Tuesday, January 1, 2013

(THAS: Scene from Salem's Lot #3)


This is mostly a preface for the post to follow (in the next day or two) which pictorializes the scene following this one.

This is not an essential scene, but this moment between Susan and Eva Miller (Marie Windsor) carries a notable sense of Hooper's studied observance of movement and blocking as deeply relational to his rigorously structural frames and towards a meaningful, expressive aesthetics.

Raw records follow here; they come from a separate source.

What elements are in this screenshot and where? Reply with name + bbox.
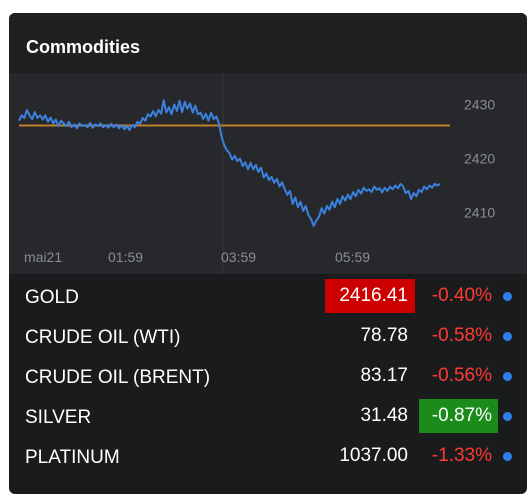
y-tick-label: 2430: [464, 97, 495, 113]
commodity-name: GOLD: [25, 287, 79, 308]
y-tick-label: 2420: [464, 151, 495, 167]
commodity-name: PLATINUM: [25, 447, 120, 468]
commodity-price: 2416.41: [325, 279, 415, 313]
commodities-widget: Commodities 2430 2420 2410 mai21 01:59 0…: [9, 13, 527, 494]
price-chart-svg: 2430 2420 2410 mai21 01:59 03:59 05:59: [18, 73, 495, 274]
widget-title: Commodities: [26, 37, 141, 57]
commodity-price: 83.17: [360, 365, 408, 386]
list-item-crude-oil-wti[interactable]: CRUDE OIL (WTI) 78.78 -0.58%: [9, 319, 527, 355]
x-tick-label: 05:59: [335, 249, 370, 265]
commodity-change: -0.56%: [431, 365, 492, 386]
status-dot-icon: [503, 372, 512, 381]
status-dot-icon: [503, 332, 512, 341]
commodity-change: -0.58%: [431, 325, 492, 346]
commodity-price: 78.78: [360, 325, 408, 346]
price-line: [18, 99, 441, 227]
widget-header: Commodities: [9, 13, 527, 73]
commodity-price: 1037.00: [339, 445, 408, 466]
list-item-platinum[interactable]: PLATINUM 1037.00 -1.33%: [9, 439, 527, 475]
status-dot-icon: [503, 412, 512, 421]
commodity-change: -1.33%: [431, 445, 492, 466]
x-tick-label: 01:59: [108, 249, 143, 265]
status-dot-icon: [503, 452, 512, 461]
commodity-name: SILVER: [25, 407, 92, 428]
commodity-change: -0.87%: [419, 399, 498, 433]
commodity-price: 31.48: [360, 405, 408, 426]
y-tick-label: 2410: [464, 205, 495, 221]
x-tick-label: mai21: [24, 249, 62, 265]
commodity-name: CRUDE OIL (BRENT): [25, 367, 211, 388]
price-chart[interactable]: 2430 2420 2410 mai21 01:59 03:59 05:59: [9, 73, 527, 274]
list-item-crude-oil-brent[interactable]: CRUDE OIL (BRENT) 83.17 -0.56%: [9, 359, 527, 395]
commodity-name: CRUDE OIL (WTI): [25, 327, 181, 348]
x-tick-label: 03:59: [221, 249, 256, 265]
status-dot-icon: [503, 292, 512, 301]
commodity-change: -0.40%: [431, 285, 492, 306]
list-item-gold[interactable]: GOLD 2416.41 -0.40%: [9, 279, 527, 315]
list-item-silver[interactable]: SILVER 31.48 -0.87%: [9, 399, 527, 435]
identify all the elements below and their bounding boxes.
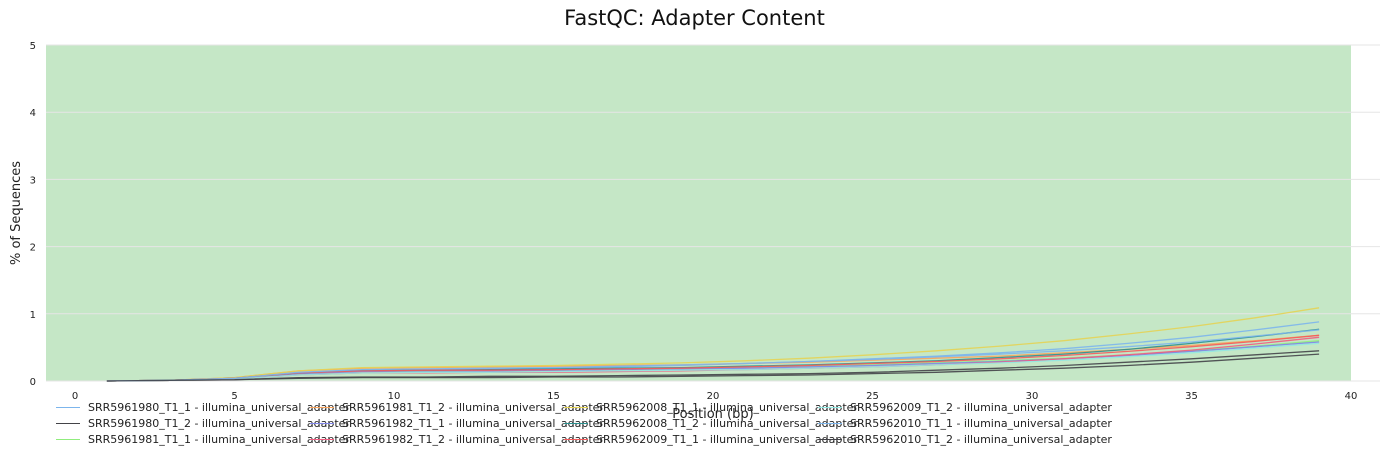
x-tick-label: 5 [231,391,237,402]
series-line-10 [106,342,1320,382]
x-tick-label: 15 [547,391,560,402]
legend-label: SRR5962009_T1_1 - illumina_universal_ada… [596,432,858,446]
plot-band [46,45,1351,381]
series-line-7 [106,307,1320,382]
legend-label: SRR5961980_T1_2 - illumina_universal_ada… [88,416,350,430]
legend-label: SRR5961980_T1_1 - illumina_universal_ada… [88,400,350,414]
legend-label: SRR5962010_T1_2 - illumina_universal_ada… [850,432,1112,446]
legend-item[interactable]: SRR5962009_T1_1 - illumina_universal_ada… [564,431,858,447]
legend-item[interactable]: SRR5961980_T1_2 - illumina_universal_ada… [56,415,350,431]
legend-label: SRR5962008_T1_2 - illumina_universal_ada… [596,416,858,430]
x-tick-label: 0 [72,391,78,402]
y-axis-label: % of Sequences [9,161,24,265]
legend-label: SRR5962009_T1_2 - illumina_universal_ada… [850,400,1112,414]
x-axis-label: Position (bp) [672,407,753,422]
x-tick-label: 40 [1345,391,1358,402]
series-line-11 [106,329,1320,382]
legend-label: SRR5962010_T1_1 - illumina_universal_ada… [850,416,1112,430]
y-tick-label: 5 [30,41,36,52]
legend-swatch [818,406,842,408]
x-tick-label: 20 [707,391,720,402]
legend-swatch [564,406,588,408]
legend-label: SRR5962008_T1_1 - illumina_universal_ada… [596,400,858,414]
plot-band-layer [46,45,1351,381]
series-line-12 [106,350,1320,382]
legend-item[interactable]: SRR5962008_T1_2 - illumina_universal_ada… [564,415,858,431]
legend-swatch [310,422,334,424]
series-line-9 [106,334,1320,382]
axis-layer: 0 1 2 3 4 5 0 5 10 15 20 25 30 35 40 [30,41,1358,402]
x-tick-label: 10 [388,391,401,402]
legend-label: SRR5961981_T1_2 - illumina_universal_ada… [342,400,604,414]
legend-label: SRR5961981_T1_1 - illumina_universal_ada… [88,432,350,446]
legend-label: SRR5961982_T1_1 - illumina_universal_ada… [342,416,604,430]
legend-item[interactable]: SRR5962009_T1_2 - illumina_universal_ada… [818,399,1112,415]
y-tick-label: 3 [30,175,36,186]
legend-item[interactable]: SRR5961981_T1_1 - illumina_universal_ada… [56,431,350,447]
x-tick-label: 25 [866,391,879,402]
legend-swatch [310,438,334,440]
legend-swatch [310,406,334,408]
x-tick-label: 30 [1026,391,1039,402]
grid-layer [46,44,1380,382]
y-tick-label: 0 [30,377,36,388]
legend-item[interactable]: SRR5961981_T1_2 - illumina_universal_ada… [310,399,604,415]
legend-item[interactable]: SRR5962010_T1_2 - illumina_universal_ada… [818,431,1112,447]
legend-swatch [564,422,588,424]
legend-item[interactable]: SRR5961982_T1_1 - illumina_universal_ada… [310,415,604,431]
y-tick-label: 1 [30,310,36,321]
legend-item[interactable]: SRR5961982_T1_2 - illumina_universal_ada… [310,431,604,447]
legend-label: SRR5961982_T1_2 - illumina_universal_ada… [342,432,604,446]
legend-swatch [564,438,588,440]
legend-swatch [56,422,80,424]
legend-item[interactable]: SRR5961980_T1_1 - illumina_universal_ada… [56,399,350,415]
legend-item[interactable]: SRR5962010_T1_1 - illumina_universal_ada… [818,415,1112,431]
series-layer [106,307,1320,382]
legend-item[interactable]: SRR5962008_T1_1 - illumina_universal_ada… [564,399,858,415]
legend-swatch [56,438,80,440]
legend-swatch [818,422,842,424]
x-tick-label: 35 [1185,391,1198,402]
legend-swatch [56,406,80,408]
y-tick-label: 4 [30,108,36,119]
chart-title: FastQC: Adapter Content [564,6,825,30]
series-line-2 [106,353,1320,382]
y-tick-label: 2 [30,243,36,254]
legend-swatch [818,438,842,440]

"He may have gone into town." 
"You look pale.  You alright?"

A tripartite of movement and a tripartite of frames. One... (towards)
Two... (around)
 "Just tired."
Three... (away)
... placing Susan in a final position, in foreground: Susan, audience surrogate, our emotional POV, witness of a strangely revealing, unnaturally protracted death throe.
 "I dreamed all night.  All night."

"Weasel...  Young...  Just like old times...  
Kissing me on the neck..."

A slight camera move* as Susan steps forward towards the chair:
* The sort of classically dramatistic and gestural, awkward but deeply aesthetical, dry and formalist, but deeply expressive, camera movement that is totally representative of Hooper's general, classical artistic inclination.

    
                
"Maybe you better go lie down." 

And a final gesture of the active, expressive camera as she gets up and faces Susan, who one can posit represents for Eva a figure of youth and aliveness, and with all the advice of "Go and lie down."  Go and ready yourself - lay in position and wait - for the dismal creep of death.
"Yes, I will."
One final blocking shift positions Susan in foreground again.
And Susan, now locked for a brand new reverse shot, a new subjugation to the weighing eye of Eva, receives one final glance from her.